Waving the proverbial white flag, MySpace on Monday said its members can now synchronize posts, and other activity, with their Facebook profiles. To some, the move represents a last-ditch effort by the once reigning social network to live on by riding the coattails of Facebook’s unprecedented global success.
“It makes you wonder whether the once-dominant social network is now trying to use Facebook to help win back users and ad dollars, as opposed to competing directly against it,” said in industry watcher who wished not to be named for this story.
Officially, MySpace has been saying for months that it doesn’t compete against Facebook directly, and that it’s a community for music and music enthusiasts.
“MySpace hasn’t been in direct competition with Facebook for a long time now,” said Debra Aho Williamson, a senior analyst at eMarketer. “MySpace executives have said this several times in interviews and at conferences … Instead of being a big social network appealing to general audience, MySpace wants to focus on delivering content and experiences to young people, its core audience.”
MySpace has realized that people turn to Facebook first when they want to communicate something to their friends,” added Aho Williamson. “By integrating status updates with Facebook, MySpace is simply making it easier for people to do what they are already doing. But when it comes to offering compelling experiences to consumers, MySpace still believes that it can compete in the social media realm.”
Said a MySpace spokeswoman on Monday: “This new sync functionality is part of an ongoing effort to make it simple for people to share their updates beyond MySpace and allow fans and friends to interact with that content across the web.”

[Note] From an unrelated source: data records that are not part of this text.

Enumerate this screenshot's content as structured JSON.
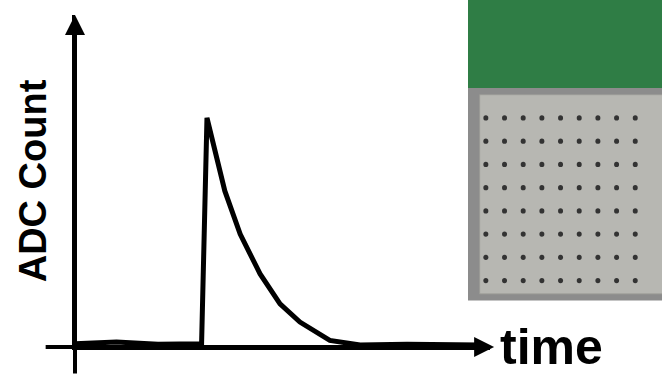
{
  "chart_data": {
    "type": "line",
    "x_label": "time",
    "y_label": "ADC Count",
    "x": [
      0,
      10,
      20,
      30,
      30.5,
      31.8,
      33.7,
      36.1,
      39.8,
      44.6,
      49.4,
      54.2,
      61.4,
      68.7,
      80,
      97.6
    ],
    "values": [
      1,
      1.5,
      0.8,
      1,
      1,
      69,
      59,
      47,
      34,
      22,
      13,
      7.5,
      2,
      0.6,
      0.8,
      0.6
    ],
    "color": "#000000",
    "xlim": [
      0,
      100
    ],
    "ylim": [
      0,
      100
    ],
    "grid": false,
    "tick_labels": false
  }
}
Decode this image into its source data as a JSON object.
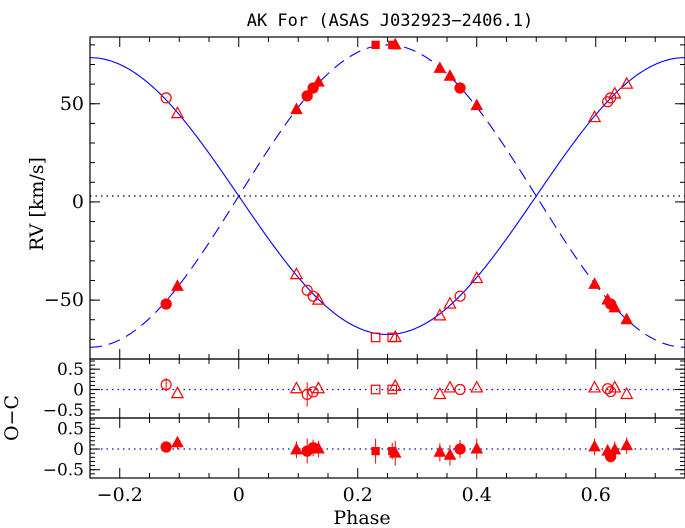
{
  "chart_data": {
    "type": "scatter",
    "title": "AK For (ASAS J032923−2406.1)",
    "xlabel": "Phase",
    "ylabel": "RV [km/s]",
    "resid_label": "O−C",
    "xlim": [
      -0.25,
      0.75
    ],
    "x_ticks": [
      -0.2,
      0,
      0.2,
      0.4,
      0.6
    ],
    "x_tick_labels": [
      "−0.2",
      "0",
      "0.2",
      "0.4",
      "0.6"
    ],
    "main_panel": {
      "ylim": [
        -80,
        84
      ],
      "y_ticks": [
        -50,
        0,
        50
      ],
      "y_tick_labels": [
        "−50",
        "0",
        "50"
      ],
      "gamma": 3,
      "model_primary": {
        "style": "solid",
        "gamma": 3,
        "K": 70.5,
        "max_phase": 0.75
      },
      "model_secondary": {
        "style": "dashed",
        "gamma": 3,
        "K": 77,
        "max_phase": 0.25
      },
      "primary_points": [
        {
          "x": -0.122,
          "y": 53,
          "m": "circle-open"
        },
        {
          "x": -0.103,
          "y": 45,
          "m": "triangle-open"
        },
        {
          "x": 0.097,
          "y": -37,
          "m": "triangle-open"
        },
        {
          "x": 0.115,
          "y": -45,
          "m": "circle-open"
        },
        {
          "x": 0.125,
          "y": -48,
          "m": "circle-open"
        },
        {
          "x": 0.134,
          "y": -50,
          "m": "triangle-open"
        },
        {
          "x": 0.23,
          "y": -69,
          "m": "square-open"
        },
        {
          "x": 0.258,
          "y": -69,
          "m": "square-open"
        },
        {
          "x": 0.263,
          "y": -69,
          "m": "triangle-open"
        },
        {
          "x": 0.338,
          "y": -58,
          "m": "triangle-open"
        },
        {
          "x": 0.355,
          "y": -52,
          "m": "triangle-open"
        },
        {
          "x": 0.372,
          "y": -48,
          "m": "circle-open"
        },
        {
          "x": 0.4,
          "y": -39,
          "m": "triangle-open"
        },
        {
          "x": 0.598,
          "y": 43,
          "m": "triangle-open"
        },
        {
          "x": 0.62,
          "y": 51,
          "m": "circle-open"
        },
        {
          "x": 0.625,
          "y": 53,
          "m": "circle-open"
        },
        {
          "x": 0.632,
          "y": 55,
          "m": "triangle-open"
        },
        {
          "x": 0.652,
          "y": 60,
          "m": "triangle-open"
        }
      ],
      "secondary_points": [
        {
          "x": -0.122,
          "y": -52,
          "m": "circle-filled"
        },
        {
          "x": -0.103,
          "y": -43,
          "m": "triangle-filled"
        },
        {
          "x": 0.097,
          "y": 47,
          "m": "triangle-filled"
        },
        {
          "x": 0.115,
          "y": 54,
          "m": "circle-filled"
        },
        {
          "x": 0.125,
          "y": 58,
          "m": "circle-filled"
        },
        {
          "x": 0.134,
          "y": 61,
          "m": "triangle-filled"
        },
        {
          "x": 0.23,
          "y": 80,
          "m": "square-filled"
        },
        {
          "x": 0.258,
          "y": 80,
          "m": "square-filled"
        },
        {
          "x": 0.263,
          "y": 80,
          "m": "triangle-filled"
        },
        {
          "x": 0.338,
          "y": 68,
          "m": "triangle-filled"
        },
        {
          "x": 0.355,
          "y": 64,
          "m": "triangle-filled"
        },
        {
          "x": 0.372,
          "y": 58,
          "m": "circle-filled"
        },
        {
          "x": 0.4,
          "y": 49,
          "m": "triangle-filled"
        },
        {
          "x": 0.598,
          "y": -42,
          "m": "triangle-filled"
        },
        {
          "x": 0.62,
          "y": -50,
          "m": "triangle-filled"
        },
        {
          "x": 0.625,
          "y": -52,
          "m": "circle-filled"
        },
        {
          "x": 0.632,
          "y": -54,
          "m": "triangle-filled"
        },
        {
          "x": 0.652,
          "y": -60,
          "m": "triangle-filled"
        }
      ]
    },
    "residual_primary": {
      "ylim": [
        -0.7,
        0.75
      ],
      "y_ticks": [
        -0.5,
        0,
        0.5
      ],
      "y_tick_labels": [
        "−0.5",
        "0",
        "0.5"
      ],
      "points": [
        {
          "x": -0.122,
          "y": 0.12,
          "e": 0.16,
          "m": "circle-open"
        },
        {
          "x": -0.103,
          "y": -0.1,
          "e": 0.0,
          "m": "triangle-open"
        },
        {
          "x": 0.097,
          "y": 0.02,
          "e": 0.0,
          "m": "triangle-open"
        },
        {
          "x": 0.115,
          "y": -0.12,
          "e": 0.3,
          "m": "circle-open"
        },
        {
          "x": 0.125,
          "y": -0.06,
          "e": 0.0,
          "m": "circle-open"
        },
        {
          "x": 0.134,
          "y": 0.02,
          "e": 0.0,
          "m": "triangle-open"
        },
        {
          "x": 0.23,
          "y": 0.0,
          "e": 0.0,
          "m": "square-open"
        },
        {
          "x": 0.258,
          "y": 0.0,
          "e": 0.0,
          "m": "square-open"
        },
        {
          "x": 0.263,
          "y": 0.08,
          "e": 0.0,
          "m": "triangle-open"
        },
        {
          "x": 0.338,
          "y": -0.12,
          "e": 0.0,
          "m": "triangle-open"
        },
        {
          "x": 0.355,
          "y": 0.04,
          "e": 0.0,
          "m": "triangle-open"
        },
        {
          "x": 0.372,
          "y": 0.0,
          "e": 0.0,
          "m": "circle-open"
        },
        {
          "x": 0.4,
          "y": 0.04,
          "e": 0.0,
          "m": "triangle-open"
        },
        {
          "x": 0.598,
          "y": 0.04,
          "e": 0.0,
          "m": "triangle-open"
        },
        {
          "x": 0.62,
          "y": 0.02,
          "e": 0.0,
          "m": "circle-open"
        },
        {
          "x": 0.625,
          "y": -0.05,
          "e": 0.0,
          "m": "circle-open"
        },
        {
          "x": 0.632,
          "y": 0.04,
          "e": 0.0,
          "m": "triangle-open"
        },
        {
          "x": 0.652,
          "y": -0.12,
          "e": 0.0,
          "m": "triangle-open"
        }
      ]
    },
    "residual_secondary": {
      "ylim": [
        -0.7,
        0.75
      ],
      "y_ticks": [
        -0.5,
        0,
        0.5
      ],
      "y_tick_labels": [
        "−0.5",
        "0",
        "0.5"
      ],
      "points": [
        {
          "x": -0.122,
          "y": 0.05,
          "e": 0.12,
          "m": "circle-filled"
        },
        {
          "x": -0.103,
          "y": 0.15,
          "e": 0.15,
          "m": "triangle-filled"
        },
        {
          "x": 0.097,
          "y": -0.02,
          "e": 0.2,
          "m": "triangle-filled"
        },
        {
          "x": 0.115,
          "y": -0.05,
          "e": 0.3,
          "m": "circle-filled"
        },
        {
          "x": 0.125,
          "y": 0.03,
          "e": 0.2,
          "m": "circle-filled"
        },
        {
          "x": 0.134,
          "y": 0.0,
          "e": 0.2,
          "m": "triangle-filled"
        },
        {
          "x": 0.23,
          "y": -0.05,
          "e": 0.3,
          "m": "square-filled"
        },
        {
          "x": 0.258,
          "y": -0.05,
          "e": 0.2,
          "m": "square-filled"
        },
        {
          "x": 0.263,
          "y": -0.1,
          "e": 0.3,
          "m": "triangle-filled"
        },
        {
          "x": 0.338,
          "y": -0.08,
          "e": 0.22,
          "m": "triangle-filled"
        },
        {
          "x": 0.355,
          "y": -0.15,
          "e": 0.25,
          "m": "triangle-filled"
        },
        {
          "x": 0.372,
          "y": 0.0,
          "e": 0.22,
          "m": "circle-filled"
        },
        {
          "x": 0.4,
          "y": 0.0,
          "e": 0.25,
          "m": "triangle-filled"
        },
        {
          "x": 0.598,
          "y": 0.05,
          "e": 0.2,
          "m": "triangle-filled"
        },
        {
          "x": 0.62,
          "y": -0.05,
          "e": 0.15,
          "m": "triangle-filled"
        },
        {
          "x": 0.625,
          "y": -0.18,
          "e": 0.15,
          "m": "circle-filled"
        },
        {
          "x": 0.632,
          "y": -0.02,
          "e": 0.2,
          "m": "triangle-filled"
        },
        {
          "x": 0.652,
          "y": 0.08,
          "e": 0.2,
          "m": "triangle-filled"
        }
      ]
    },
    "colors": {
      "points": "#ff0000",
      "model": "#0000ff",
      "axes": "#000000",
      "zero_line": "#0000ff"
    }
  }
}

MySpace members can also share music, videos, games, links and photographs with friends on Facebook.
Earlier this year, News Corp. reported that digital media earnings were down $32 million compared to a year earlier. EMarketer, meanwhile, recently predicted that ad spending at MySpace would fall 21% this year to $385 million worldwide.
In February, MySpace came up with new product strategy under the slogan “Discover and be Discovered.” The shift came on the heels of CEO Owen Van Natta’s removal, and the subsequent promotions of Mike Jones and Jason Hirschhorn to co-presidents. (Hirschhorn subsequently said he was leaving the unit in June, leaving Jones as MySpace’s sole president.)